"2.5 million hours MTBF" How do they calculate that? That works out as 285 years...

alvis · on Nov 4, 2017

These two wiki explain well what this number mean.

[1] https://en.wikipedia.org/wiki/Reliability_engineering [2] https://en.wikipedia.org/wiki/Survival_analysis

jsmthrowaway · on Nov 4, 2017

It’s predicted statistical failure rate in aggregate for the drive model. Two drives running for 24 hours is 48 hours for MTBF purposes, so scale MTBF by the number of drives. 1,000 drives would expect to have one failure per 104 days. 10,000 drives would expect to have one failure about every week and a half. It’s not “half these drives will run 2.5 million hours.” I agree, the “mean” is confusing until you know that. It also doesn’t predict low quantities well, including 1, for obvious reasons. The larger the quantity gets, the better the prediction tends to get IME. Backblaze has published work on this.

Failure rate is also independent of lifetime. Drives have other measurements for lifetime.

yosito · on Nov 4, 2017

So, in layman's terms, if I buy two of these and mirror them is it a pretty safe bet they'll last my whole life?

jsmthrowaway · on Nov 4, 2017

No, because design lifetime is distinct from failure rate. Failure rate is just that: a predicted rate of failure (not lifetime) in aggregate for a model within design lifetime. Beyond lifetime, all bets are off. Think of this MTBF as saying “your two drives probably won’t fail within lifetime. A significant number of your 10,000 will.”

Regarding longevity, often the predicted lifetime of a drive is close to its warranty. You will sometimes experience no issues exceeding design lifetime, and sometimes drives immediately explode. I’ve seen both, from four-year lifetime drives entering year 13 in continuous service to other drives buying the farm one day after lifetime and SMART wear indicator is fired.

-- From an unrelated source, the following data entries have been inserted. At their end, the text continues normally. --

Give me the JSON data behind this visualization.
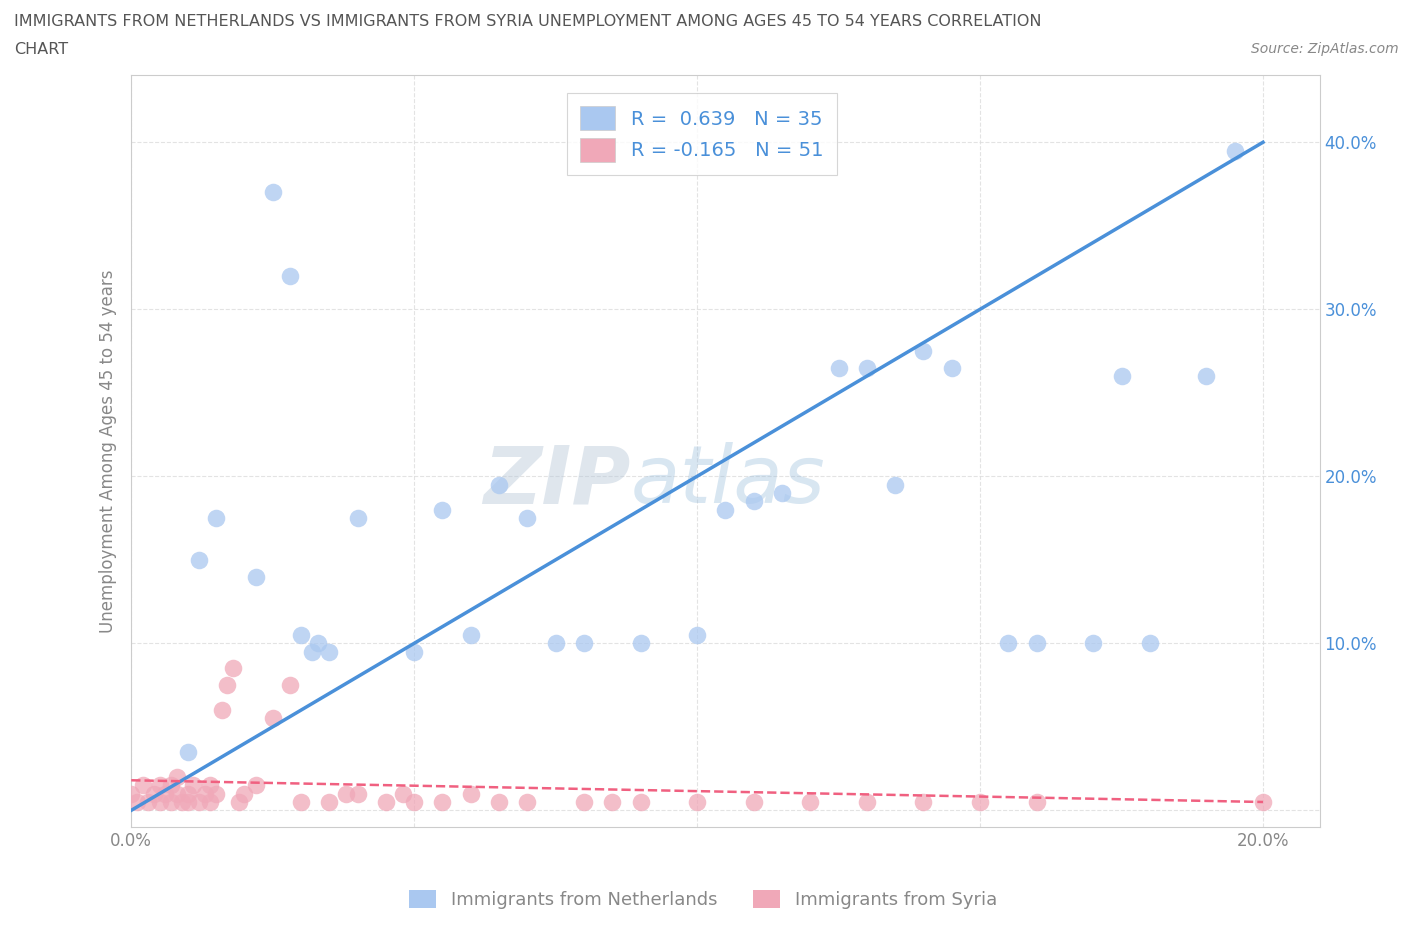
{
  "title_line1": "IMMIGRANTS FROM NETHERLANDS VS IMMIGRANTS FROM SYRIA UNEMPLOYMENT AMONG AGES 45 TO 54 YEARS CORRELATION",
  "title_line2": "CHART",
  "source": "Source: ZipAtlas.com",
  "ylabel": "Unemployment Among Ages 45 to 54 years",
  "watermark_zip": "ZIP",
  "watermark_atlas": "atlas",
  "legend_netherlands": "R =  0.639   N = 35",
  "legend_syria": "R = -0.165   N = 51",
  "legend_label_netherlands": "Immigrants from Netherlands",
  "legend_label_syria": "Immigrants from Syria",
  "color_netherlands": "#aac8f0",
  "color_syria": "#f0a8b8",
  "color_netherlands_line": "#4a90d9",
  "color_syria_line": "#f06080",
  "nl_line_x": [
    0.0,
    0.2
  ],
  "nl_line_y": [
    0.0,
    0.4
  ],
  "sy_line_x": [
    0.0,
    0.2
  ],
  "sy_line_y": [
    0.018,
    0.005
  ],
  "xlim": [
    0.0,
    0.21
  ],
  "ylim": [
    -0.01,
    0.44
  ],
  "xticks": [
    0.0,
    0.05,
    0.1,
    0.15,
    0.2
  ],
  "yticks": [
    0.0,
    0.1,
    0.2,
    0.3,
    0.4
  ],
  "netherlands_x": [
    0.01,
    0.012,
    0.025,
    0.028,
    0.03,
    0.032,
    0.033,
    0.035,
    0.04,
    0.05,
    0.06,
    0.065,
    0.07,
    0.075,
    0.08,
    0.09,
    0.1,
    0.105,
    0.11,
    0.115,
    0.125,
    0.13,
    0.135,
    0.14,
    0.015,
    0.022,
    0.055,
    0.18,
    0.19,
    0.155,
    0.16,
    0.17,
    0.175,
    0.145,
    0.195
  ],
  "netherlands_y": [
    0.035,
    0.15,
    0.37,
    0.32,
    0.105,
    0.095,
    0.1,
    0.095,
    0.175,
    0.095,
    0.105,
    0.195,
    0.175,
    0.1,
    0.1,
    0.1,
    0.105,
    0.18,
    0.185,
    0.19,
    0.265,
    0.265,
    0.195,
    0.275,
    0.175,
    0.14,
    0.18,
    0.1,
    0.26,
    0.1,
    0.1,
    0.1,
    0.26,
    0.265,
    0.395
  ],
  "syria_x": [
    0.0,
    0.001,
    0.002,
    0.003,
    0.004,
    0.005,
    0.005,
    0.006,
    0.007,
    0.007,
    0.008,
    0.008,
    0.009,
    0.01,
    0.01,
    0.011,
    0.012,
    0.013,
    0.014,
    0.014,
    0.015,
    0.016,
    0.017,
    0.018,
    0.019,
    0.02,
    0.022,
    0.025,
    0.028,
    0.03,
    0.035,
    0.038,
    0.04,
    0.045,
    0.048,
    0.05,
    0.055,
    0.06,
    0.065,
    0.07,
    0.08,
    0.085,
    0.09,
    0.1,
    0.11,
    0.12,
    0.13,
    0.14,
    0.15,
    0.16,
    0.2
  ],
  "syria_y": [
    0.01,
    0.005,
    0.015,
    0.005,
    0.01,
    0.005,
    0.015,
    0.01,
    0.005,
    0.015,
    0.01,
    0.02,
    0.005,
    0.005,
    0.01,
    0.015,
    0.005,
    0.01,
    0.005,
    0.015,
    0.01,
    0.06,
    0.075,
    0.085,
    0.005,
    0.01,
    0.015,
    0.055,
    0.075,
    0.005,
    0.005,
    0.01,
    0.01,
    0.005,
    0.01,
    0.005,
    0.005,
    0.01,
    0.005,
    0.005,
    0.005,
    0.005,
    0.005,
    0.005,
    0.005,
    0.005,
    0.005,
    0.005,
    0.005,
    0.005,
    0.005
  ],
  "background_color": "#ffffff",
  "grid_color": "#dddddd",
  "title_color": "#555555",
  "tick_color": "#888888",
  "axis_color": "#cccccc"
}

As drives age, mechanical disruption becomes a much bigger deal. That rack of 13-year drives is probably one earthquake or heavy walker away from completely dead in every U. Even power loss, including from regular shutdown, will probably permanently end the drive when they’re far beyond lifetime. That’s the danger in a 24x7 server setting if you’re not monitoring SMART wear indicators (even if you are, really); power cycling your rack can, and does, trigger multiple hardware failures. All the time. If all the drives in it were from the same batch, installed at the same time, and an equal amount past lifetime, it’s very possible for the whole rack to fail when cycled — I have actually heard of this happening, once.

MTBF is unexpected failure. Design lifetime is expected failure.

DamonHD · on Nov 4, 2017

I've had a nice rack of discs, though small by today's standards, AFAIK well within any MTBF, wrecked when some junior decided to see what the phased shutdown button in the machine room did during the middle of the bank's trading day, cutting off half the power to my cabinet at one point, which SCSI doesn't protect against.

There's always events dear boy, events!

Spooky23 · on Nov 4, 2017

Nooo. MBTF is a engineering term of art.

MTBF lets you compare between two drives intended for a similar purpose.

For something that you own at home, the only medium that will last your lifetime in loosely controlled environmental conditions is paper.

wongarsu · on Nov 4, 2017

High-quality paper. A lot of places have problems that the paper records they have to keep for 10 years become unreadable in less than 10 years.

Archival CDs might also last a lifetime (regular CDs certainly won't).

But I agree with your point that the MBTF of a single unit is not a way to predict it's lifetime.

Spooky23 · on Nov 4, 2017

That's a great point.

It dawned on me when some older relatives died a few years ago that their papers, some very old, survive with a modicum of careful handling. My grandfather's immigration papers, great-grandmothers portrait on her wedding day, etc.

Today, many of us are one expired credit card away from losing all of that in digital form.

mozumder · on Nov 4, 2017

What are acceptable low-number aggregate? 10? 100?

jsmthrowaway · on Nov 4, 2017

When the calculated result starts exceeding what is reasonable or makes any sense. It varies, and is a gut feeling. The more you have, the better.

Having 100 of this model would predict a failure about every three years (but that doesn’t mean it’d take 300 years to fail all of them). I’d be suspicious of a three year calculation, but it very well might turn out to be accurate. Remember that lifetime and failure rate are independent metrics. They’re warranted for five years, which is probably close to their predicted lifetime, and one drive of 100 failing in that time is certainly plausible.

Having 10 basically implies none of them will fail within a five-year lifetime. Again, plausible, but I think less likely.

piaste · on Nov 4, 2017

I assume you take the first batch of N drives, run them for K weeks, see how many fail, and extrapolate.

The methodology ought to be published, though.

jsmthrowaway · on Nov 4, 2017

It is. There’s a JEDEC standard for SSDs and probably one for spinners. Different companies use different write loads to find it. You’re pretty bang on, actually, but some vendors test for years.